The analysis of the MLC cases reported in the literature shows that “epilepsy” is a common feature of MLC, occurring in about 60% of cases [13]. The age of onset of epilepsy ranges between 1,5 and 14 years and seizures are mostly generalized tonic-clonic (sometimes with a clear focal onset). Myoclonic, atonic and complex partial seizures have been reported in a few patients [5,14-16]. The seizures are usually sporadic and easily controlled with antiepileptic therapy but cases with refractory seizures and status epileptics have been described. Interestingly trauma has been recognized as a trigger in 10-50% of the previously reported cases. Most patients show EEG abnormalities, usually in the form of spike or polyspike foci in the parietal, temporal and frontal areas with migratory changes in wakefulness and sleep [13]. Abnormal photo-paroxysmal responses are present in some patients.
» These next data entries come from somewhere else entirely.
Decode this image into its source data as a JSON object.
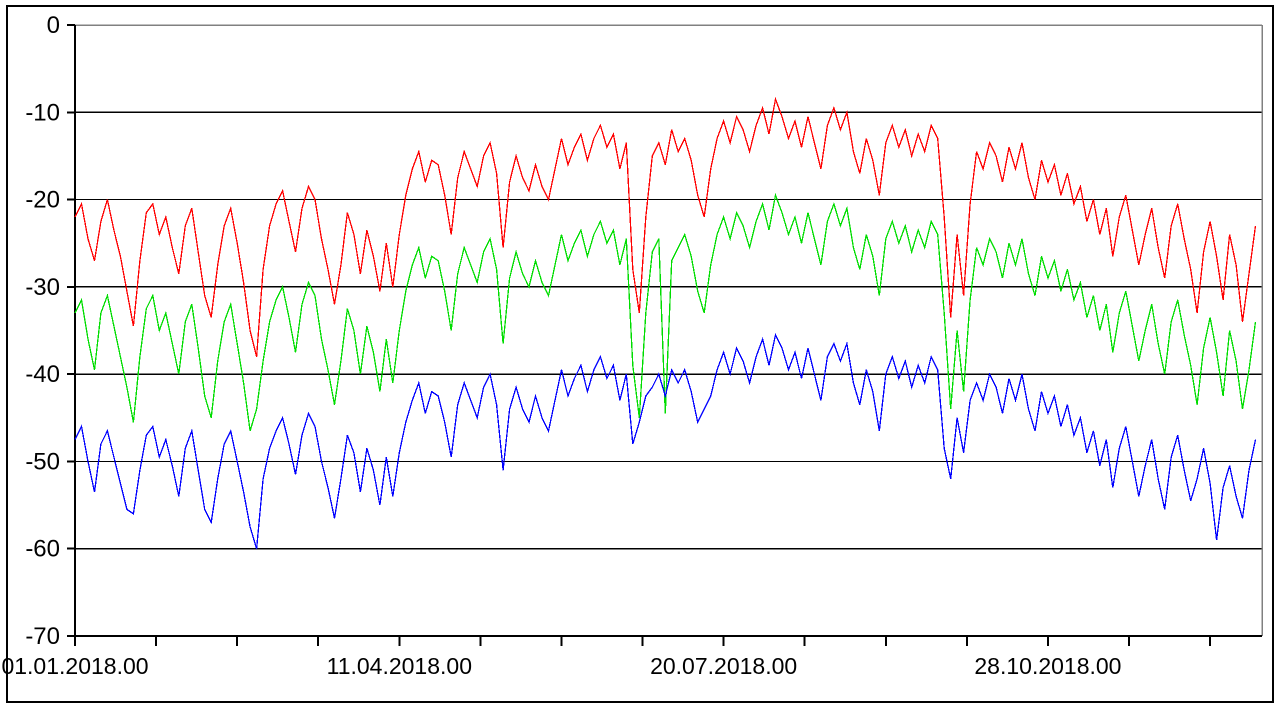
{
  "window": {
    "background": "#ffffff",
    "border_color": "#000000"
  },
  "chart_data": {
    "type": "line",
    "title": "",
    "legend": null,
    "grid": "horizontal",
    "frame_color": "#808080",
    "axis_color": "#000000",
    "x_axis": {
      "tick_labels": [
        "01.01.2018.00",
        "11.04.2018.00",
        "20.07.2018.00",
        "28.10.2018.00"
      ],
      "tick_positions_days": [
        0,
        100,
        200,
        300
      ],
      "minor_tick_days": [
        0,
        25,
        50,
        75,
        100,
        125,
        150,
        175,
        200,
        225,
        250,
        275,
        300,
        325,
        350
      ],
      "range_days": [
        0,
        366
      ]
    },
    "y_axis": {
      "tick_labels": [
        "0",
        "-10",
        "-20",
        "-30",
        "-40",
        "-50",
        "-60",
        "-70"
      ],
      "ticks": [
        0,
        -10,
        -20,
        -30,
        -40,
        -50,
        -60,
        -70
      ],
      "range": [
        -70,
        0
      ]
    },
    "x_step_days": 2,
    "series": [
      {
        "name": "series-red",
        "color": "#ff0000",
        "values": [
          -22.0,
          -20.5,
          -24.5,
          -27.0,
          -22.5,
          -20.0,
          -23.5,
          -26.5,
          -30.5,
          -34.5,
          -27.0,
          -21.5,
          -20.5,
          -24.0,
          -22.0,
          -25.5,
          -28.5,
          -23.0,
          -21.0,
          -26.0,
          -31.0,
          -33.5,
          -27.5,
          -23.0,
          -21.0,
          -25.0,
          -29.5,
          -35.0,
          -38.0,
          -28.0,
          -23.0,
          -20.5,
          -19.0,
          -22.5,
          -26.0,
          -21.0,
          -18.5,
          -20.0,
          -24.5,
          -28.0,
          -32.0,
          -27.5,
          -21.5,
          -24.0,
          -28.5,
          -23.5,
          -26.5,
          -30.5,
          -25.0,
          -30.0,
          -24.0,
          -19.5,
          -16.5,
          -14.5,
          -18.0,
          -15.5,
          -16.0,
          -19.5,
          -24.0,
          -17.5,
          -14.5,
          -16.5,
          -18.5,
          -15.0,
          -13.5,
          -17.0,
          -25.5,
          -18.0,
          -15.0,
          -17.5,
          -19.0,
          -16.0,
          -18.5,
          -20.0,
          -16.5,
          -13.0,
          -16.0,
          -14.0,
          -12.5,
          -15.5,
          -13.0,
          -11.5,
          -14.0,
          -12.5,
          -16.5,
          -13.5,
          -28.0,
          -33.0,
          -22.0,
          -15.0,
          -13.5,
          -16.0,
          -12.0,
          -14.5,
          -13.0,
          -15.5,
          -19.5,
          -22.0,
          -16.5,
          -13.0,
          -11.0,
          -13.5,
          -10.5,
          -12.0,
          -14.5,
          -11.5,
          -9.5,
          -12.5,
          -8.5,
          -10.5,
          -13.0,
          -11.0,
          -14.0,
          -10.5,
          -13.5,
          -16.5,
          -11.5,
          -9.5,
          -12.0,
          -10.0,
          -14.5,
          -17.0,
          -13.0,
          -15.5,
          -19.5,
          -13.5,
          -11.5,
          -14.0,
          -12.0,
          -15.0,
          -12.5,
          -14.5,
          -11.5,
          -13.0,
          -22.0,
          -33.5,
          -24.0,
          -31.0,
          -20.5,
          -14.5,
          -16.5,
          -13.5,
          -15.0,
          -18.0,
          -14.0,
          -16.5,
          -13.5,
          -17.5,
          -20.0,
          -15.5,
          -18.0,
          -16.0,
          -19.5,
          -17.0,
          -20.5,
          -18.5,
          -22.5,
          -20.0,
          -24.0,
          -21.0,
          -26.5,
          -22.0,
          -19.5,
          -23.5,
          -27.5,
          -24.0,
          -21.0,
          -25.5,
          -29.0,
          -23.0,
          -20.5,
          -24.5,
          -28.0,
          -33.0,
          -26.0,
          -22.5,
          -26.5,
          -31.5,
          -24.0,
          -27.5,
          -34.0,
          -28.5,
          -23.0
        ]
      },
      {
        "name": "series-green",
        "color": "#00dd00",
        "values": [
          -33.0,
          -31.5,
          -36.0,
          -39.5,
          -33.0,
          -31.0,
          -34.5,
          -38.0,
          -41.5,
          -45.5,
          -38.0,
          -32.5,
          -31.0,
          -35.0,
          -33.0,
          -36.5,
          -40.0,
          -34.0,
          -32.0,
          -37.0,
          -42.5,
          -45.0,
          -38.5,
          -34.0,
          -32.0,
          -36.5,
          -41.0,
          -46.5,
          -44.0,
          -38.5,
          -34.0,
          -31.5,
          -30.0,
          -33.5,
          -37.5,
          -32.0,
          -29.5,
          -31.0,
          -36.0,
          -39.5,
          -43.5,
          -38.5,
          -32.5,
          -35.0,
          -40.0,
          -34.5,
          -37.5,
          -42.0,
          -36.0,
          -41.0,
          -35.0,
          -30.5,
          -27.5,
          -25.5,
          -29.0,
          -26.5,
          -27.0,
          -30.5,
          -35.0,
          -28.5,
          -25.5,
          -27.5,
          -29.5,
          -26.0,
          -24.5,
          -28.0,
          -36.5,
          -29.0,
          -26.0,
          -28.5,
          -30.0,
          -27.0,
          -29.5,
          -31.0,
          -27.5,
          -24.0,
          -27.0,
          -25.0,
          -23.5,
          -26.5,
          -24.0,
          -22.5,
          -25.0,
          -23.5,
          -27.5,
          -24.5,
          -39.0,
          -45.0,
          -33.0,
          -26.0,
          -24.5,
          -44.5,
          -27.0,
          -25.5,
          -24.0,
          -26.5,
          -30.5,
          -33.0,
          -27.5,
          -24.0,
          -22.0,
          -24.5,
          -21.5,
          -23.0,
          -25.5,
          -22.5,
          -20.5,
          -23.5,
          -19.5,
          -21.5,
          -24.0,
          -22.0,
          -25.0,
          -21.5,
          -24.5,
          -27.5,
          -22.5,
          -20.5,
          -23.0,
          -21.0,
          -25.5,
          -28.0,
          -24.0,
          -26.5,
          -31.0,
          -24.5,
          -22.5,
          -25.0,
          -23.0,
          -26.0,
          -23.5,
          -25.5,
          -22.5,
          -24.0,
          -33.0,
          -44.0,
          -35.0,
          -42.0,
          -31.5,
          -25.5,
          -27.5,
          -24.5,
          -26.0,
          -29.0,
          -25.0,
          -27.5,
          -24.5,
          -28.5,
          -31.0,
          -26.5,
          -29.0,
          -27.0,
          -30.5,
          -28.0,
          -31.5,
          -29.5,
          -33.5,
          -31.0,
          -35.0,
          -32.0,
          -37.5,
          -33.0,
          -30.5,
          -34.5,
          -38.5,
          -35.0,
          -32.0,
          -36.5,
          -40.0,
          -34.0,
          -31.5,
          -35.5,
          -39.0,
          -43.5,
          -37.0,
          -33.5,
          -37.5,
          -42.5,
          -35.0,
          -38.5,
          -44.0,
          -39.5,
          -34.0
        ]
      },
      {
        "name": "series-blue",
        "color": "#0000ff",
        "values": [
          -47.5,
          -46.0,
          -50.0,
          -53.5,
          -48.0,
          -46.5,
          -49.5,
          -52.5,
          -55.5,
          -56.0,
          -51.0,
          -47.0,
          -46.0,
          -49.5,
          -47.5,
          -50.5,
          -54.0,
          -48.5,
          -46.5,
          -51.0,
          -55.5,
          -57.0,
          -52.0,
          -48.0,
          -46.5,
          -50.0,
          -53.5,
          -57.5,
          -60.0,
          -52.0,
          -48.5,
          -46.5,
          -45.0,
          -48.0,
          -51.5,
          -47.0,
          -44.5,
          -46.0,
          -50.0,
          -53.0,
          -56.5,
          -52.0,
          -47.0,
          -49.0,
          -53.5,
          -48.5,
          -51.0,
          -55.0,
          -49.5,
          -54.0,
          -49.0,
          -45.5,
          -43.0,
          -41.0,
          -44.5,
          -42.0,
          -42.5,
          -45.5,
          -49.5,
          -43.5,
          -41.0,
          -43.0,
          -45.0,
          -41.5,
          -40.0,
          -43.5,
          -51.0,
          -44.0,
          -41.5,
          -44.0,
          -45.5,
          -42.5,
          -45.0,
          -46.5,
          -43.0,
          -39.5,
          -42.5,
          -40.5,
          -39.0,
          -42.0,
          -39.5,
          -38.0,
          -40.5,
          -39.0,
          -43.0,
          -40.0,
          -48.0,
          -45.5,
          -42.5,
          -41.5,
          -40.0,
          -42.5,
          -39.5,
          -41.0,
          -39.5,
          -42.0,
          -45.5,
          -44.0,
          -42.5,
          -39.5,
          -37.5,
          -40.0,
          -37.0,
          -38.5,
          -41.0,
          -38.0,
          -36.0,
          -39.0,
          -35.5,
          -37.0,
          -39.5,
          -37.5,
          -40.5,
          -37.0,
          -40.0,
          -43.0,
          -38.0,
          -36.5,
          -38.5,
          -36.5,
          -41.0,
          -43.5,
          -39.5,
          -42.0,
          -46.5,
          -40.0,
          -38.0,
          -40.5,
          -38.5,
          -41.5,
          -39.0,
          -41.0,
          -38.0,
          -39.5,
          -48.5,
          -52.0,
          -45.0,
          -49.0,
          -43.0,
          -41.0,
          -43.0,
          -40.0,
          -41.5,
          -44.5,
          -40.5,
          -43.0,
          -40.0,
          -44.0,
          -46.5,
          -42.0,
          -44.5,
          -42.5,
          -46.0,
          -43.5,
          -47.0,
          -45.0,
          -49.0,
          -46.5,
          -50.5,
          -47.5,
          -53.0,
          -48.5,
          -46.0,
          -50.0,
          -54.0,
          -50.5,
          -47.5,
          -52.0,
          -55.5,
          -49.5,
          -47.0,
          -51.0,
          -54.5,
          -52.0,
          -48.5,
          -52.5,
          -59.0,
          -53.0,
          -50.5,
          -54.0,
          -56.5,
          -51.0,
          -47.5
        ]
      }
    ]
  }
}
Among leucodystrophies and other leucoencepahalopathies, the high incidence of epilepsy seems to be a particular feature of MLC [17] and the reason may be related to new insights into the pathogenesis of this condition. Around 75% of patients with MLC are associated with mutations of the gene encoding MLC1, a membrane protein mainly expressed in astrocytes of the CNS regulating the ion flux and fluid and ion homeostasis [18,19]. The astrocyte dysfunction in turns has been quoted to play a role in epileptogenesis through disrupted astrocyte-neurons relationships, uptake and redistribution of ions and water, and glucose metabolism [20]. Therefore it is possible that astrocyte dysfunction may explain this relatively high incidence of epilepsy in this condition [21].
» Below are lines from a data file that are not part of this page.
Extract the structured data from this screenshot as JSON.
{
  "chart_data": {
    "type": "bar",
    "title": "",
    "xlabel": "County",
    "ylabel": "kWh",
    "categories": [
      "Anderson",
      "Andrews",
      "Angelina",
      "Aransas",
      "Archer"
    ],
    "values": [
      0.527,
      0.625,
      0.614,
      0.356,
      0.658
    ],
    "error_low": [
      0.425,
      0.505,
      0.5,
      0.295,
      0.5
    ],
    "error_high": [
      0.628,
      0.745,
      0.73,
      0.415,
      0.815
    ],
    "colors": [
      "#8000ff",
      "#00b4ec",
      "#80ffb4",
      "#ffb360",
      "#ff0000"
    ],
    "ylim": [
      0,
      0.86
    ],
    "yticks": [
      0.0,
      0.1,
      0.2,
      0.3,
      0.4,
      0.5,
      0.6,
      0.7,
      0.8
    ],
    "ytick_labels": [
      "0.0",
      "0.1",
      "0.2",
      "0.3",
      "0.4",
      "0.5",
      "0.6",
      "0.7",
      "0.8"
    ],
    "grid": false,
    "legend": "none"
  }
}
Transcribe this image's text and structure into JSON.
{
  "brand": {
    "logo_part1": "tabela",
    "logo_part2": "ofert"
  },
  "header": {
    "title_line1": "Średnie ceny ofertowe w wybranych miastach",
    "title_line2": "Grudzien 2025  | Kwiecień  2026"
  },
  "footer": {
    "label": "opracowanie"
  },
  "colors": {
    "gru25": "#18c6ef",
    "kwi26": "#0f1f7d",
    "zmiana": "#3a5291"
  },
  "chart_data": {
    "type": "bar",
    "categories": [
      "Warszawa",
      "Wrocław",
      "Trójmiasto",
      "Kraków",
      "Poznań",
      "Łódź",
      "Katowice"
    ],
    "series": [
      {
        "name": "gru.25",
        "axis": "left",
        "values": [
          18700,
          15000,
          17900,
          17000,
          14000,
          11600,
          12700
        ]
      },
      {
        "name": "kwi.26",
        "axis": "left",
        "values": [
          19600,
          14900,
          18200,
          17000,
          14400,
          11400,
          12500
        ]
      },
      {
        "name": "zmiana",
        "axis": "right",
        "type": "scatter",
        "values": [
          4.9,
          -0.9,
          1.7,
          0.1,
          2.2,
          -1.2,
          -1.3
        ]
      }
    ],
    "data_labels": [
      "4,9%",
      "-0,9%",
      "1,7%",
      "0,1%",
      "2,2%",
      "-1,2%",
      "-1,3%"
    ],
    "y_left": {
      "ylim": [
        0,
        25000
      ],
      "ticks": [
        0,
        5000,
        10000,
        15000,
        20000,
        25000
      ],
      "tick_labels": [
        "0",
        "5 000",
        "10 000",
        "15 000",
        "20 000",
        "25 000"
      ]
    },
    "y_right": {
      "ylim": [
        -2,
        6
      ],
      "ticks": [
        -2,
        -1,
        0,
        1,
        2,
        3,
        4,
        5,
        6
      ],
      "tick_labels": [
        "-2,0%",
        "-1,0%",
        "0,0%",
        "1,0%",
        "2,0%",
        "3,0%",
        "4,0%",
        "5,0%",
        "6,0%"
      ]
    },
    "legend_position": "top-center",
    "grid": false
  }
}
In addition in our patients seizures were precipitated by minor head trauma. In MLC minor head trauma can induce temporary deterioration, most often with seizure or status epilepticus, prolonged unconsciousness lasting days to months or acute motor deterioration [22-24].
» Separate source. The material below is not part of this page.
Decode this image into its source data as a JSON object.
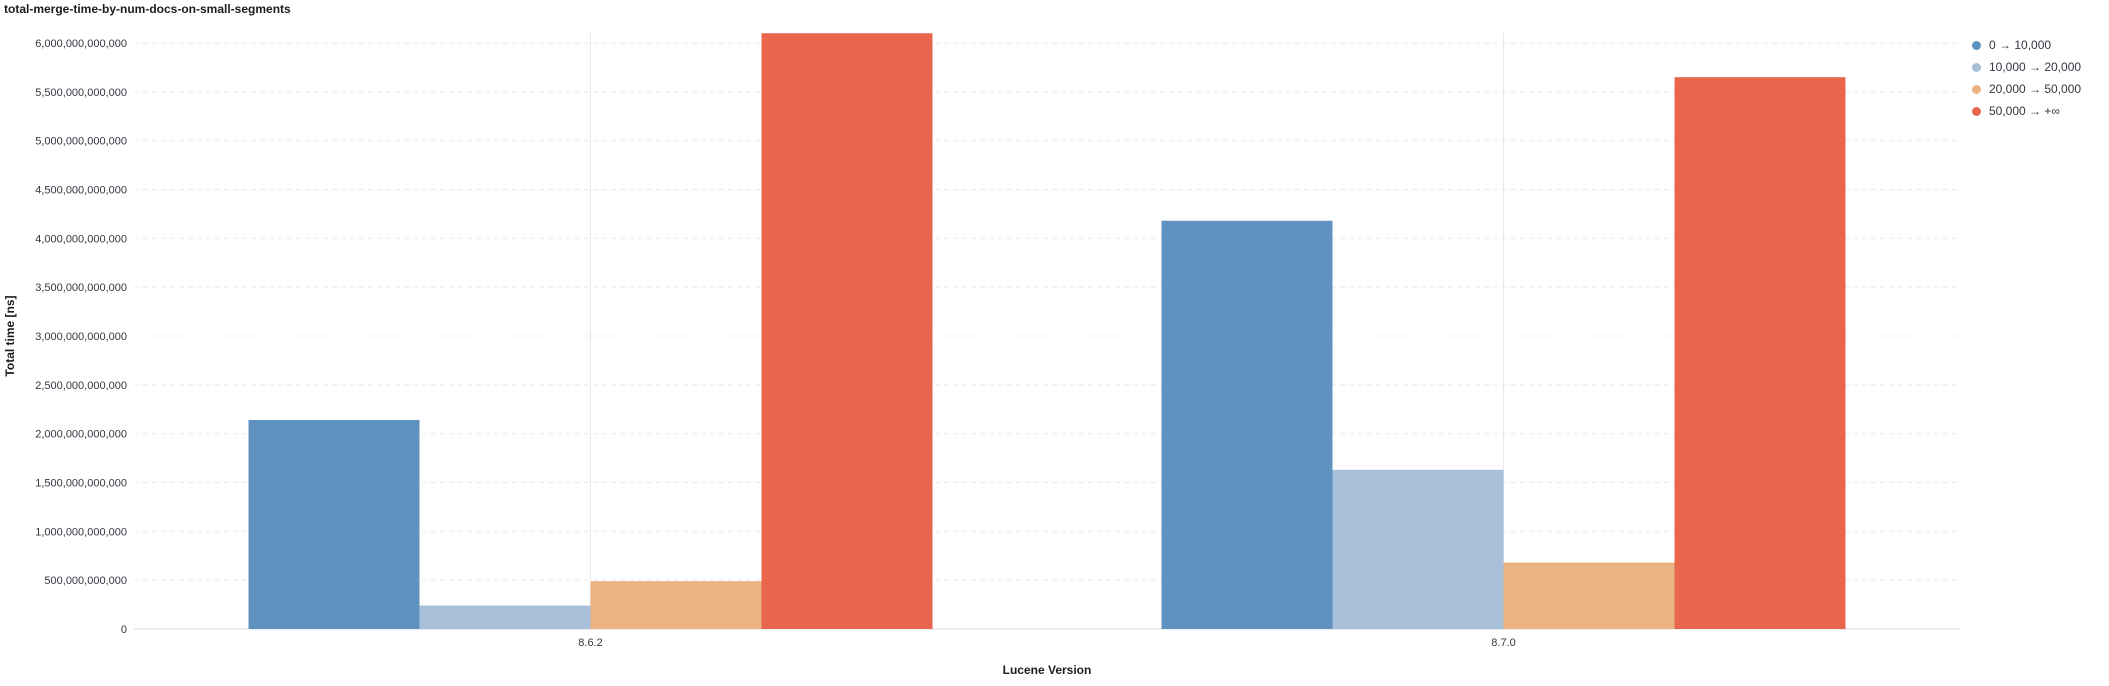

Interestingly a syndrome of early seizures after trivial head trauma has been described in infants, usually in combination with sometimes very severe cerebral oedema (“early seizures and cerebral oedema after trivial head trauma” -ESCEATHT) [25]. ESCEATHT has been observed in association with CACNA1 S218L mutation, which may also cause, sometimes in the same patients, hemiplegic migraine attacks and comatose episodes after minor head injury [26]. This mutation causes rather dramatic changes in Cav 2.1 Ca2+ channel function by increasing the cellular influx of Ca2+ and leading to enhanced release of neurotransmitters such as glutamate. As a result of this mutation, even weak and otherwise harmless stimuli (such as minor trauma) may readily depolarize Cav 2.1 Ca2+ channels and trigger severe and protracted cytotoxic cerebral oedema and cell loss [27].
Chronic white matter oedema is the essential feature of MLC, caused by a genetic defect in brain ion and water homeostasis and volume regulation by astrocytes. It may be hypothesized that, in this pathological context of astrocyte dysfunction and impaired water homeostasis, even a minor trauma, by impairing the Brain Blood Barrier function, can easily trigger the cascade of events, involving astrocyte signaling, leading to a seizure.
We suggest that early post-traumatic seizures after trivial trauma are a distinctive clinical condition, suggesting the existence of a genetic cause. In detail this entity cannot be regarded as “epilepsy” (defined as recurrence of unprovoked seizures) but rather characterized by situation-related (provoked) seizures, most frequently caused by MLC1 mutations.